Depuis leur installation dans les points névralgiques de la ville, les habitants constatent une nette amélioration de la sécurité. Un résident du quartier Madagascar témoigne : « Avant, nous vivions dans la peur des braquages. Les malfaiteurs attaquaient à toute heure, pillant boutiques, banques et boulangeries, puis disparaissaient sans être inquiétés. Mais depuis que les caméras sont là, ces bandits se font rares.
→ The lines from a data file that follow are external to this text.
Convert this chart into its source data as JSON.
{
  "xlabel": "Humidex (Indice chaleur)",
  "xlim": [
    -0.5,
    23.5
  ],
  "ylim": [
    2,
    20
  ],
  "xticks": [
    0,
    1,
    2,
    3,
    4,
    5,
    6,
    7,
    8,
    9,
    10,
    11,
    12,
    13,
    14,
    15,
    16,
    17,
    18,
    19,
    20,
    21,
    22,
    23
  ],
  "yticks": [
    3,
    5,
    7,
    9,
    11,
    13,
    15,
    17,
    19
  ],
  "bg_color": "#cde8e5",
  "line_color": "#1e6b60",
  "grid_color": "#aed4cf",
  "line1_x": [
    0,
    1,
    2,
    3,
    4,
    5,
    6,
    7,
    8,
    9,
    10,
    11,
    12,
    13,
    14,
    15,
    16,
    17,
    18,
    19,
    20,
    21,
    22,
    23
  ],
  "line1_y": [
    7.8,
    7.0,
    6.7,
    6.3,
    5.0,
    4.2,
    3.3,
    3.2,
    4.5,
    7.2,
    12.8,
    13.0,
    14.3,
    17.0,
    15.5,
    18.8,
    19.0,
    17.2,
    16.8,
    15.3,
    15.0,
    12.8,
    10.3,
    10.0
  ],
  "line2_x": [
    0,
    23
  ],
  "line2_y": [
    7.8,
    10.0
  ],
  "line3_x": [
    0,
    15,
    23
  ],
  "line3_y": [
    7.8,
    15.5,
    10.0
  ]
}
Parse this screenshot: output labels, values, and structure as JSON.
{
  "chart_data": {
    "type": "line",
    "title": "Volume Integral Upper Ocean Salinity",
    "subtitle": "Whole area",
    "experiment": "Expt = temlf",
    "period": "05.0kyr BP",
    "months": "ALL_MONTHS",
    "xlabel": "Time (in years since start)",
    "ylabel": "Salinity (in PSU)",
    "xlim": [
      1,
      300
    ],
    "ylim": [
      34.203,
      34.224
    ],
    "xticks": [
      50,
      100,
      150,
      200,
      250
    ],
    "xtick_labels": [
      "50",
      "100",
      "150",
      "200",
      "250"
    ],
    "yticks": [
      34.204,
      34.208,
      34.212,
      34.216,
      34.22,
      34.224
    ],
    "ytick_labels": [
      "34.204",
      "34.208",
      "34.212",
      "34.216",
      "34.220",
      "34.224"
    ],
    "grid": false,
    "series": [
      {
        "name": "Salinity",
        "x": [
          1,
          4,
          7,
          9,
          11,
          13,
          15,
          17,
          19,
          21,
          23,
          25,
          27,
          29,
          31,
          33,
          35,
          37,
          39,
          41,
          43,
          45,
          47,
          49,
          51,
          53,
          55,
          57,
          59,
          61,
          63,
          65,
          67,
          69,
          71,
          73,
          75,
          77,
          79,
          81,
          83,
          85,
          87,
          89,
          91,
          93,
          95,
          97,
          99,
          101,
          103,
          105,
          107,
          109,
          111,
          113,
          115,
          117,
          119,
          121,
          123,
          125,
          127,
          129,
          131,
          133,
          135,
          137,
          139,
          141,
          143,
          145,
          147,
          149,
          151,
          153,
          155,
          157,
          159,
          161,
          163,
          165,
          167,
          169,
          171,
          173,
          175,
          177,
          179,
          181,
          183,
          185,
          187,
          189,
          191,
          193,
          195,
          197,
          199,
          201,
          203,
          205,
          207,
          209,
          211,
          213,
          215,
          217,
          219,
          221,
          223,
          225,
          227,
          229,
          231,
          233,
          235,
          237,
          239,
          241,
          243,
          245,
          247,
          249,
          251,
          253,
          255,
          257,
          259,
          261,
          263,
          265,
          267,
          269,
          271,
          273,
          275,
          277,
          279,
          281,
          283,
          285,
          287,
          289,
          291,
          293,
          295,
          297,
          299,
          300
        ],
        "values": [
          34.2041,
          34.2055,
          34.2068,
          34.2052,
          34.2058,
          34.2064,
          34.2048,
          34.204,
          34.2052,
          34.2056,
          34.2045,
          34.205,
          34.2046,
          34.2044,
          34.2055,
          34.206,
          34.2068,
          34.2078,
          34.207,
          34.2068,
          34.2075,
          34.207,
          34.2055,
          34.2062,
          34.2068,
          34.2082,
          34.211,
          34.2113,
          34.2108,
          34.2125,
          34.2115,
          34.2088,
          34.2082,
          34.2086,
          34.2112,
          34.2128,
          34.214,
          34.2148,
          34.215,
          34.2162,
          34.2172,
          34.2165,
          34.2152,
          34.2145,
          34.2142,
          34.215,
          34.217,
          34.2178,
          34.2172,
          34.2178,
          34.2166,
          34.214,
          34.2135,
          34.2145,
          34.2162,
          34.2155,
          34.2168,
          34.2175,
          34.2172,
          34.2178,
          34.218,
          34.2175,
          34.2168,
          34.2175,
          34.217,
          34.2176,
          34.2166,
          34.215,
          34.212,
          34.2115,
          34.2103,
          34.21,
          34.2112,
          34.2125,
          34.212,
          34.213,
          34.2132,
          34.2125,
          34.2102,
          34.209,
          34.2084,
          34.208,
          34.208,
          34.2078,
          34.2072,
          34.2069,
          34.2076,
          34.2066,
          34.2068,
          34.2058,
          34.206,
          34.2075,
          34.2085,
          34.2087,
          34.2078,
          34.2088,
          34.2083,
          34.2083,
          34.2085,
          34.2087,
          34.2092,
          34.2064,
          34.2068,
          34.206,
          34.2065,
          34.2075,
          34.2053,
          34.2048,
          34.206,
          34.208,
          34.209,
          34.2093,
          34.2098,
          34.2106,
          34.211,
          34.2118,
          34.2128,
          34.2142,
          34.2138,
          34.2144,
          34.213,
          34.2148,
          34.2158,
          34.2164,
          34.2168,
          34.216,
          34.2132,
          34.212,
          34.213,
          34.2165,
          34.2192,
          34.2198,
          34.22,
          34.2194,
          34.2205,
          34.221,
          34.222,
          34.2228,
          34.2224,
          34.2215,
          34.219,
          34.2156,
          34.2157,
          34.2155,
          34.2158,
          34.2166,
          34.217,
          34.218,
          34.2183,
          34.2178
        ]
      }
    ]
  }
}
Je remercie les autorités. »
Ces dispositifs sont gérés depuis le Centre national de commandement de la vidéosurveillance, situé dans le quartier Etoudi.
Face à leur efficacité dans la réduction de la criminalité, le président Paul Biya a signé le 17 décembre 2025 un décret autorisant le ministre de l’Économie, Alamine Ousmane Mey, à contracter un nouvel emprunt de 39,2 milliards de francs CFA. Cette somme servira au financement complémentaire du projet d’extension au plan national du système intelligent de vidéosurveillance urbaine.
Avec ce nouveau financement, le gouvernement engage un quatrième crédit auprès de bailleurs chinois, portant à 150,8 milliards FCFA le total mobilisé en huit ans pour ce programme.
La première phase du projet a permis d’installer 1 500 caméras de vidéosurveillance dans plusieurs villes du Cameroun. Ce réseau a été renforcé par 2 000 postes émetteurs-récepteurs portatifs destinés à améliorer les capacités de surveillance et d’intervention de la police.
Les caméras ne se limitent pas aux espaces publics. De plus en plus de particuliers les installent chez eux. Un propriétaire explique : « Avant d’équiper ma maison, j’étais régulièrement cambriolé. Aujourd’hui, je suis totalement satisfait. Les rares bandits qui s’aventurent sont repérés et la justice s’en charge. »
Le prix d’une caméra de surveillance varie à partir de 15 000 FCFA selon le modèle. Elles sont désormais présentes non seulement dans les domiciles et sur la voie publique, mais aussi dans les plantations, les véhicules et les écoles, pour garantir la sécurité de tous.
Cette technologie permet aux utilisateurs de contrôler leurs biens à distance via un téléphone, un écran de télévision ou d’autres plateformes.